Pour chacun des étudiants, tous d’un excellent niveau, le Maître décelant immédiatement les points faibles, commençait par dispenser des remarques de caractère général : direction du violon et émission du son, oscillation d’un pied sur l’autre, trac et raideur, position de tête et hauteur coussin-mentonnière, vibrato électrique, tenue d’archet, hauteur de coude et qualité de son, contrôle et spontanéité, confiance et concentration, équilibre des cordes, égalité des timbres et écoute, exigence vis-à-vis du rythme et du tempo, développement de la palette sonore, etc.
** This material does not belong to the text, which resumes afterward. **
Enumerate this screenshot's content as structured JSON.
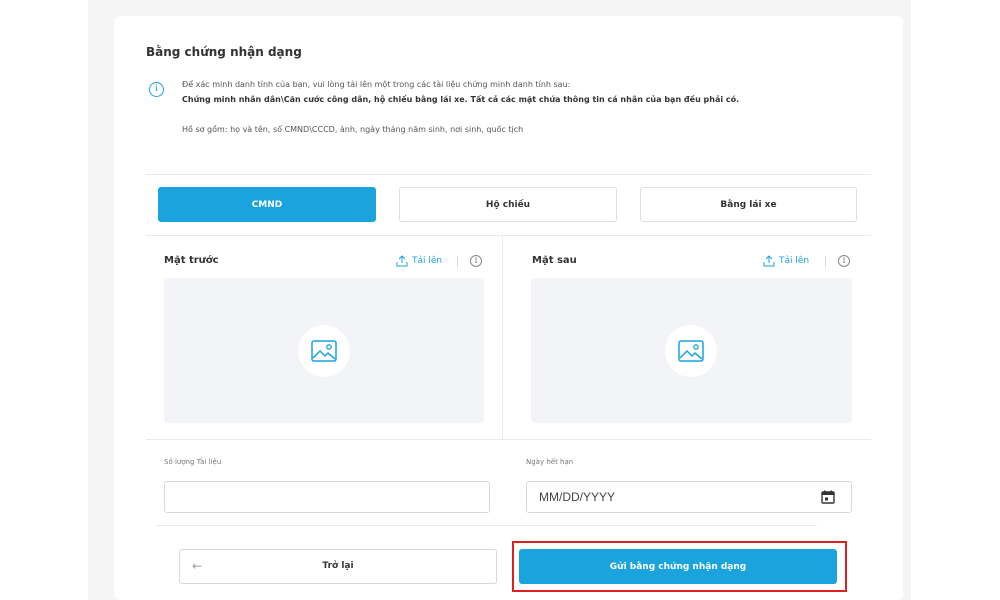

Venaient ensuite quelques conseils judicieux sur la manière d’y remédier : se tourner vers les auditeurs, chercher le poids du bras et la hauteur bras-poignet pour la pâte de son, travailler le vibrato du bras en supprimant la pression du pouce ("libérer la main gauche, comme suspendue à une poignée de bus, chaque note devant devenir un centre de gravité de la main"), les respirations (respect du texte chez RAVEL car elles sont calculées, importance du geste et de la respiration pour les départs et la prise du tempo), l’écoute ("savoir ce que l’on veut entendre", "être son propre professeur, se juger, s’interroger sur le pourquoi et le comment", "se fixer des objectifs"), la qualité des pizz. (en utilisant un autre doigt et plus de poids sur les cordes intermédiaires) qui "doivent être joués avec autant de talent et de couleurs que le ferait un guitariste", les traits de doubles-croches qui doivent "comme un chapiteau" comporter un ou deux appuis pour avoir "une structure équilibrée", la recherche des coups d’archet ("c’est le rendu qui va déterminer", "voir quel est le point essentiel" et "comment on va y arriver"), le sautillé qui "part de la corde (cf Heifetz)", etc... !
C’est alors que commençait la véritable leçon de musique. Jean-Jacques KANTOROW emmenait chaque étudiant dans les sphères élevées de l’interprétation, attachant une importance particulière à "jouer comme on chante". En pensant que "musicalement toutes les notes sont intéressantes", en variant le vibrato, les vitesses et l’ampleur (vibrato d’ornement), "même les quatrièmes doigts !", sans oublier le vibrato de legato ("qu’on n’entend pas mais qui colore"), en conduisant bien les phrases (recherche personnelle des carrures et du phrasé), en exprimant "ce que l’on ressent et qui n’est pas marqué" (très nombreuses références à l’opéra et au bel canto pour "mieux extérioriser, faire participer à l’émotion"), en recherchant le son, les couleurs, plus de contrastes, le tout bien sûr parsemé de précieuses indications techniques (main gauche tranquille, démanché plus lent, confiant, tel doigté plus approprié, vibrer la note précédant le démanché, les trilles toujours sans vibrato (sauf dans l’extrême aigu où l’on n’a pas la place), mouvement plus latéral que vertical dans le staccato, avec des points de repère (se fixer des objectifs "comme lorsque l’on apprend à nager"), "on y arrive dans l’élan, il faut créer le réflexe", le travail dans ce cas venant après (principe du "démontage-remontage").
Le Maître s’est attaché également à ce que les élèves prennent confiance en eux, "chaque violoniste devant trouver son équilibre". Il ne s’est pas ménagé non plus avec son propre instrument, donnant des exemples plus époustouflants les uns que les autres de virtuosité et de musicalité, et accompagnant lui-même au violon certains concertos (détaillant l’orchestration et jouant jusqu’à un trille de flûte manquant dans la partie de piano ! ), laissant l’auditoire de cette passionnante journée (non-stop de 10h à 18h30 !) sous le charme et l’admiration.
Micheline LEFEBVRE, présidente de l’AmiRéSol, conclut en remerciant Jean-Jacques KANTOROW de cette merveilleuse leçon non seulement de violon mais véritablement de musique, qui restera gravée dans les mémoires.